Alguns aspectos foram interessantes e merecem observações, como o fato de ter conhecido as candidaturas de Elvis Cezar (PDT) e Vinicius Poit (Novo). Quanto ao primeiro, um típico representante de prefeitos do interior paulista: sabia na ponta da língua quantos quilômetros asfaltou em sua cidade, os prêmios ganhou como administrador e até o que fazer para despoluir o rio Tietê que corta sua região. Poit, por sua vez, foi apenas um reverberador do mantra do partido Novo, que não propõe outra coisa que não seja empreender. Para o partido, a impressão que se tem é muito simples: quem está empregado, ótimo; para quem não está, procure o Sebrae – por sinal uma máquina de produzir empregos, mas para seus diretores – e vá em busca de seus sonhos.

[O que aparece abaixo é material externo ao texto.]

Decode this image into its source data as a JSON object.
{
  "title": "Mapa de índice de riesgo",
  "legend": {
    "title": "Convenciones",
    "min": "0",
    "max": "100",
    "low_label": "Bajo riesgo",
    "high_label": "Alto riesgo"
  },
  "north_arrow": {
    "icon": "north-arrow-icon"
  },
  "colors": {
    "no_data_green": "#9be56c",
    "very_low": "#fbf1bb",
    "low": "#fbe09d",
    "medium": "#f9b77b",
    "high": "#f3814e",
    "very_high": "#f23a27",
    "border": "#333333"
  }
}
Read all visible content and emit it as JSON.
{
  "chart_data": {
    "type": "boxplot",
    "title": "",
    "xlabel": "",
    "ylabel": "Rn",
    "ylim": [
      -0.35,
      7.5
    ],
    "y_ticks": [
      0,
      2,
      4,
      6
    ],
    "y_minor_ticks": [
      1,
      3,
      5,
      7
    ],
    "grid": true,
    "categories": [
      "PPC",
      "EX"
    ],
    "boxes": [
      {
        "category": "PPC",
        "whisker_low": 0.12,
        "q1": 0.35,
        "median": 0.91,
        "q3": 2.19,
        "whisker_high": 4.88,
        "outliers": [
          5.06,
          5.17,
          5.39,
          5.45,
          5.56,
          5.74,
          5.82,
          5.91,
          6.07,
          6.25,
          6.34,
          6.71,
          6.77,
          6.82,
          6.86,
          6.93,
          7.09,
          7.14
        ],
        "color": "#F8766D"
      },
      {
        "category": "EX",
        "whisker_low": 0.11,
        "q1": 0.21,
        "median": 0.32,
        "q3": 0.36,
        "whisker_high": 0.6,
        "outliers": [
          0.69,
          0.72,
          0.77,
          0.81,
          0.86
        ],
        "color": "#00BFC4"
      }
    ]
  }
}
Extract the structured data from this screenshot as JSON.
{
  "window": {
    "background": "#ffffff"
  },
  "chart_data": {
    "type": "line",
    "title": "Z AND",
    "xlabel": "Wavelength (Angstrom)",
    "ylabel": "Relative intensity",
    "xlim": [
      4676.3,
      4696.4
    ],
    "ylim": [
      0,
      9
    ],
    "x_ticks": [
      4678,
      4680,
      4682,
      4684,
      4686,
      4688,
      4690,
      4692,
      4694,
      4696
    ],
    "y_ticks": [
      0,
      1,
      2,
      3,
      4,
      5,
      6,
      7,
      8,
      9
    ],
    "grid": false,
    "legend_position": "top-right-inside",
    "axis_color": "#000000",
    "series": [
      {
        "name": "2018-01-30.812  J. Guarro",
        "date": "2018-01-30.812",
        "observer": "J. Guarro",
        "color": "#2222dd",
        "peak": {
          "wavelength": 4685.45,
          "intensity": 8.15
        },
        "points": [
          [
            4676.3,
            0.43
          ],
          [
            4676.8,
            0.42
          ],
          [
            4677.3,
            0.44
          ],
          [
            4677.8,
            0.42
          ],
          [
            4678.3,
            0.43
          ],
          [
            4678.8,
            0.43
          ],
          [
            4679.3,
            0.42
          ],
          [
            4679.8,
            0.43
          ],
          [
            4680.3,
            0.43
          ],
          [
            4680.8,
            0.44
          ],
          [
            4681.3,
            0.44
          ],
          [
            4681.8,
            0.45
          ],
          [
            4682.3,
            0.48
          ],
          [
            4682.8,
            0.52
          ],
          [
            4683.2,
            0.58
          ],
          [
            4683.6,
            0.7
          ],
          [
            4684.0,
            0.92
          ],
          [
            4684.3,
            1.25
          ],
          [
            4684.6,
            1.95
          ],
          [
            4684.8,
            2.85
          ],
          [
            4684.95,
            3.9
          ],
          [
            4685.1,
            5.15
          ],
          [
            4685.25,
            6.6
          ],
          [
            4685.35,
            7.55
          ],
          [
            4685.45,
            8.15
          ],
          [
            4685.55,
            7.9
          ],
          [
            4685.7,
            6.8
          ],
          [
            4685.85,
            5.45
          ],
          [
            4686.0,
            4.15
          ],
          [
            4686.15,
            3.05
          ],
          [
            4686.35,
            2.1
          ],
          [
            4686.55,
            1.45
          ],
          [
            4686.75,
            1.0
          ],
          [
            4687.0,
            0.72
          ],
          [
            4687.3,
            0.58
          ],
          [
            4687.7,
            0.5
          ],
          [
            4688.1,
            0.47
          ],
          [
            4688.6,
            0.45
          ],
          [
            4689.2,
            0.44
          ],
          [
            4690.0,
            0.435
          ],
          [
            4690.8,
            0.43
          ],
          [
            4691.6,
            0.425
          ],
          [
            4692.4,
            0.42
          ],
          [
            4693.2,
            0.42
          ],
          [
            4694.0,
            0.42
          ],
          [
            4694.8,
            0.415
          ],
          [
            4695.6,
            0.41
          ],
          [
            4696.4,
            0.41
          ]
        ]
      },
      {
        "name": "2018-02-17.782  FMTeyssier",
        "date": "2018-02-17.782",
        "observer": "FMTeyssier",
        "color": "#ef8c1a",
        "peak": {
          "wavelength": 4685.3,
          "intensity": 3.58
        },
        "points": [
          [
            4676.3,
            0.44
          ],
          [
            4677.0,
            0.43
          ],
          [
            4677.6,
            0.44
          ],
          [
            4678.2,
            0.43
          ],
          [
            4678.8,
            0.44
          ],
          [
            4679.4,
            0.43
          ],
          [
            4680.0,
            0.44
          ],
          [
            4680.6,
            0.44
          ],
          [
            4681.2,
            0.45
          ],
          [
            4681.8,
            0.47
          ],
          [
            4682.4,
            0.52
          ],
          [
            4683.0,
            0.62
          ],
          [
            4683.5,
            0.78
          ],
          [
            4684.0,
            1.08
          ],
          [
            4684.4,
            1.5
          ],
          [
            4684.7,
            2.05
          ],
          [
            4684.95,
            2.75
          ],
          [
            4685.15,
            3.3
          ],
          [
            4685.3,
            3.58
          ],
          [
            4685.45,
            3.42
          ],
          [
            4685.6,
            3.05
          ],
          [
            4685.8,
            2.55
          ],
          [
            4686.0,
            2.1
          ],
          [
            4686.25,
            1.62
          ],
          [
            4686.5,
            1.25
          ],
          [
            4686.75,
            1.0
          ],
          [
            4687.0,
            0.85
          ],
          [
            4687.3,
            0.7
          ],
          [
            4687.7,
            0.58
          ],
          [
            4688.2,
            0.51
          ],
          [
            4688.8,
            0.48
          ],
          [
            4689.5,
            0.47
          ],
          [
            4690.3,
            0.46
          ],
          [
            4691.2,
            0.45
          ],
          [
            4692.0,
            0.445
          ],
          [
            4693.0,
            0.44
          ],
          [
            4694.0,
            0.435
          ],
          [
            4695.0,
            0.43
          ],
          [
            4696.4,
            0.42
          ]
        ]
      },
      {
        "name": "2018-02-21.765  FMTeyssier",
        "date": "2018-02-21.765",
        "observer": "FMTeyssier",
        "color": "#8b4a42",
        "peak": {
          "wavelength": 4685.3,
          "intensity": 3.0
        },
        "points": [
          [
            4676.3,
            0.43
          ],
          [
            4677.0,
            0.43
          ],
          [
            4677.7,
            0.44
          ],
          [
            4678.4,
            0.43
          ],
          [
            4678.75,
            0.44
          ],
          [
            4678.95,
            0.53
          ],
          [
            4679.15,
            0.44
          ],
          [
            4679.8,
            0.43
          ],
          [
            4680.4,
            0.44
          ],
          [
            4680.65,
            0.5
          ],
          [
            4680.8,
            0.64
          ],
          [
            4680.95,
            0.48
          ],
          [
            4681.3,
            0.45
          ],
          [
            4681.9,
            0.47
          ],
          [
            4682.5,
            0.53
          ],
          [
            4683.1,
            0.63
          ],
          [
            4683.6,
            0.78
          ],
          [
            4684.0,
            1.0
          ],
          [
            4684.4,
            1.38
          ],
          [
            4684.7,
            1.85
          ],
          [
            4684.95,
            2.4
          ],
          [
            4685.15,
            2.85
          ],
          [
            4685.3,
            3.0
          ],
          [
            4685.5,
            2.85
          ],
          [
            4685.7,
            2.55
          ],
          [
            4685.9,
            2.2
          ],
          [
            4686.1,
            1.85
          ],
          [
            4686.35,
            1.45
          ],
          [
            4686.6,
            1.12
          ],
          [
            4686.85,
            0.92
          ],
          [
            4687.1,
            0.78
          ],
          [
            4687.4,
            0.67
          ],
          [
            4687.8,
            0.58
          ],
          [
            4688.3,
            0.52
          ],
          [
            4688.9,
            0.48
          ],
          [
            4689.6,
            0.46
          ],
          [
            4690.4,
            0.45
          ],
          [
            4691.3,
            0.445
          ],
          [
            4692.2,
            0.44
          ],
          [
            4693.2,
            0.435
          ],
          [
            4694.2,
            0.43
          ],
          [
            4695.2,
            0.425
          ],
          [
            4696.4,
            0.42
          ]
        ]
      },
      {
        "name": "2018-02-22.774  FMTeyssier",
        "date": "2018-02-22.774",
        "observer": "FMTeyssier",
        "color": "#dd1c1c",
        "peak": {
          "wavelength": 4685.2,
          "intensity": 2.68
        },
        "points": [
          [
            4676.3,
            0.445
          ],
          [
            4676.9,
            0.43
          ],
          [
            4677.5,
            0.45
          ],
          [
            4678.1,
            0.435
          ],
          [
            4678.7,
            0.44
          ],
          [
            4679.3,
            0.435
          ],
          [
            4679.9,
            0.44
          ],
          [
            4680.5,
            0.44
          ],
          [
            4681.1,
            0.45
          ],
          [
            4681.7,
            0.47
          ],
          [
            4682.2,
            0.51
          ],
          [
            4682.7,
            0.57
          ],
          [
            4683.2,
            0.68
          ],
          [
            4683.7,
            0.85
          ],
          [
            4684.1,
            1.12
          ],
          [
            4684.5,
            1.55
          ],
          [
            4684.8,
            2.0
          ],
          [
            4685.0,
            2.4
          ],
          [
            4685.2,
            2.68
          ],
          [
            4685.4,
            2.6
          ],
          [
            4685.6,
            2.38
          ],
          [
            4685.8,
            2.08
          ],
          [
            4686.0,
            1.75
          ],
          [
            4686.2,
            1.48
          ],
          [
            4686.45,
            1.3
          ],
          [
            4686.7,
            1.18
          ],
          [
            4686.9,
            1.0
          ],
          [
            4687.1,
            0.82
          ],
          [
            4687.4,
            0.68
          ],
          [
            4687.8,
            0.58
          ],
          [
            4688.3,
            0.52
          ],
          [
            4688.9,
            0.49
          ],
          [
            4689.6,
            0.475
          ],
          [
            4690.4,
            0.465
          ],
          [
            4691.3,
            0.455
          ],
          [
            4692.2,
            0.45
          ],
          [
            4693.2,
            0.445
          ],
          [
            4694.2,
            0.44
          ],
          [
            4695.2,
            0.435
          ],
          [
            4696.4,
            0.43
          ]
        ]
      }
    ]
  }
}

Quanto às participações de Fernando Haddad (PT), Tarcísio de Freitas (Republicanos) e Rodrigo Garcia (PSDB), não há dúvidas que o tucano, até por governar o estado, foi o mais combatido. Porém, tecnicamente, foi o que melhor se apresentou, tanto na exposição de propostas, como nos projetos em andamento no Estado. Falou com clareza, firmeza e novamente se colocou como “independente”.
Haddad não disse outra coisa sem relacionar a Lula a sua candidatura, se comportando como um papagaio de pirata e Tarcísio, desta vez, aparentou um certo nervosismo, embora também não tenha retirado seu padrinho, Jair Bolsonaro, da pauta. Como engenheiro conhece os números, mas como político lhe falta carisma. Resta saber agora, caso as pesquisas se confirmem, se conseguirá manter a segunda colocação para a disputa do segundo turno. Uma última observação: praticamente todas as regiões do estado foram lembradas durante o debate: Vale do Ribeira, Oeste Paulista, Litoral, Vale do Paraíba. Entre elas, dezenas de cidades, menos, obviamente, Limeira. Uma pena.